China's M&A increased by 30 percent to $733.8 billion in 2020, a record high since 2016. Deal volumes rose by 11 percent, with a significant increase in private equity (PE) M&A offset by a decrease in cross-border deals, according to the latest report released by global accounting and advisory giant PwC.

"Deal values held up after a sharp lockdown dip in February, bouncing back strongly over the next few months and significantly surpassing the previous year in the second half of 2020," said Roger Liu, PwC Mainland China and Hong Kong Private Equity Leader.

The increase in deal values was driven by strong SOE participation in both domestic strategic and financial-buyer deals, mitigated by a steep decline in cross-border M&A, Liu said.

There were 93 mega-deals (value surpassing $1 billion) in 2020, compared to 80 in 2019, reflecting an acceleration of the SOE reform process and government support in response to the economic turbulence. For private equity, their interests are concentrated in consumer, high tech, and advanced industrials. 

China outbound M&A was hit by the COVID-19 as well as political factors, which together made large-sized cross-border deals very challenging, especially into developed markets such as the US and Europe. There were only eight outbound mega-deals in total last year, according to the report.

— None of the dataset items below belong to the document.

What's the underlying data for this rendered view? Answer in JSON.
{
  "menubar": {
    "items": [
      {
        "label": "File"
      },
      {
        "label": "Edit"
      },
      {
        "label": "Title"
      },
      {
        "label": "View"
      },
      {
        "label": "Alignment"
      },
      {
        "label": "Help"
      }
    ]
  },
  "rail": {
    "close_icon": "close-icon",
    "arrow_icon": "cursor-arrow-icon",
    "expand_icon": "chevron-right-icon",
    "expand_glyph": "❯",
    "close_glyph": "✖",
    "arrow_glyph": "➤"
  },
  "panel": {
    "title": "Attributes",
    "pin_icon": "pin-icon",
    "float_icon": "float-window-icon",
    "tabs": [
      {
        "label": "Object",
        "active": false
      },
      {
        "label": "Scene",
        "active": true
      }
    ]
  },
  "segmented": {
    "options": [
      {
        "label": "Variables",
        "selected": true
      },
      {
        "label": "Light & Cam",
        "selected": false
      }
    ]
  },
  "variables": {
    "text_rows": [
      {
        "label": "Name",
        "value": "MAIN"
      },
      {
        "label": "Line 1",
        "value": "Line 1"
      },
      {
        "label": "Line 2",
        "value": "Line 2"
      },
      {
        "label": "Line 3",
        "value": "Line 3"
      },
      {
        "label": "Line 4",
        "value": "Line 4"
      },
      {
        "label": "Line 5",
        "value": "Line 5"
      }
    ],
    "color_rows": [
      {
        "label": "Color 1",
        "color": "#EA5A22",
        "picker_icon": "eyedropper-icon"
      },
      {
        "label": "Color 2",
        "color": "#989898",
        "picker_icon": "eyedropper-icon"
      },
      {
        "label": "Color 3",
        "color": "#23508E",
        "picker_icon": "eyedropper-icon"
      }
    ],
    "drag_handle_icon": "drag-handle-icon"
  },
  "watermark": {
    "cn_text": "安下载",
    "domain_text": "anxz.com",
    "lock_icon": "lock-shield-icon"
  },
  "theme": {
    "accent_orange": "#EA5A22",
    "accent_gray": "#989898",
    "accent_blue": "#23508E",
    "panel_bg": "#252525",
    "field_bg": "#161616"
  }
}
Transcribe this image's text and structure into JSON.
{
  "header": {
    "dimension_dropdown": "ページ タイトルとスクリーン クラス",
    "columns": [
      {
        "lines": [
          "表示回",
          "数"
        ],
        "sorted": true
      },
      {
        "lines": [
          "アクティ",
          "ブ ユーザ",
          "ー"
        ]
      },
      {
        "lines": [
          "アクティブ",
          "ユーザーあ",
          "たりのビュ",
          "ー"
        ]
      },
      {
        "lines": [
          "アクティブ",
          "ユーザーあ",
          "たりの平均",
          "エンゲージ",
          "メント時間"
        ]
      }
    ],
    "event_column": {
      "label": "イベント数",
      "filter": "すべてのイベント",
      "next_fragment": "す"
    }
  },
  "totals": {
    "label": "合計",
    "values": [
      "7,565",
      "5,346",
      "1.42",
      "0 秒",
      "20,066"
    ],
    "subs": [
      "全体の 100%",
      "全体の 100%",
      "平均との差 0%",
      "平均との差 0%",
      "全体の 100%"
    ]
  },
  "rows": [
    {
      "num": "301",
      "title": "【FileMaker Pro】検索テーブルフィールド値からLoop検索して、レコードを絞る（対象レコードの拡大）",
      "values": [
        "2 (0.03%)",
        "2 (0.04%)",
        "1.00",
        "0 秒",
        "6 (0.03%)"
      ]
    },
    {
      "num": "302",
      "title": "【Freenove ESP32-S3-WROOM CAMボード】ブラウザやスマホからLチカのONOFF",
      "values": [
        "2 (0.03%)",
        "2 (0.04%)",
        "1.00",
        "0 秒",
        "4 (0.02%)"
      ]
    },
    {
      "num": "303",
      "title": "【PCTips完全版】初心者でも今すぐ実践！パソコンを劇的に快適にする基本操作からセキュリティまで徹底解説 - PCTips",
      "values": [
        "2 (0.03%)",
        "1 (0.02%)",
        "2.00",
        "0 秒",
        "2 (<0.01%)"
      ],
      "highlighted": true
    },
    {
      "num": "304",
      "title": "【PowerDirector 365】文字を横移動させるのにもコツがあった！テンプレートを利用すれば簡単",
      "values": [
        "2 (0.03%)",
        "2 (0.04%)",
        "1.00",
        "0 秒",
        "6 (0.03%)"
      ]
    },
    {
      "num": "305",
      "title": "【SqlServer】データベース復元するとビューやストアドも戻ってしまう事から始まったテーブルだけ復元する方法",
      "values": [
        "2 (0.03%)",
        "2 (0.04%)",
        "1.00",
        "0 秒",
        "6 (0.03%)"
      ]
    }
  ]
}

Cross-border deal values were $42 billion, the lowest since 2010, and volumes were 403, down by 40 percent, the lowest since 2015. 

Private firms remained the most active overseas buyers in term of volume, while SOEs steered their attention back to domestic market. The advanced technology sector attracted most money from Chinese buyers, but almost all sectors have been hit by the pandemic.

Calculated in terms of transaction volume and transaction value, China accounts for about 15 percent of the global M&A market and plays an increasingly important role in the global market.

"China M&A is likely to continue to have a domestic theme in 2021, supported by SOE reform and the 'dual circulation' and 'industrial upgrade' programs," said Liu.

"We expect some increase in M&A volumes overall in 2021, largely driven by domestic and PE activities, although whether the dollar value of M&A increases year-on-year will depend upon the extent of continued state involvement. Overall levels of outbound M&A are likely to increase from the low of 2020, albeit this may take some time to play through so we do not see 2019 levels being surpassed," Liu added.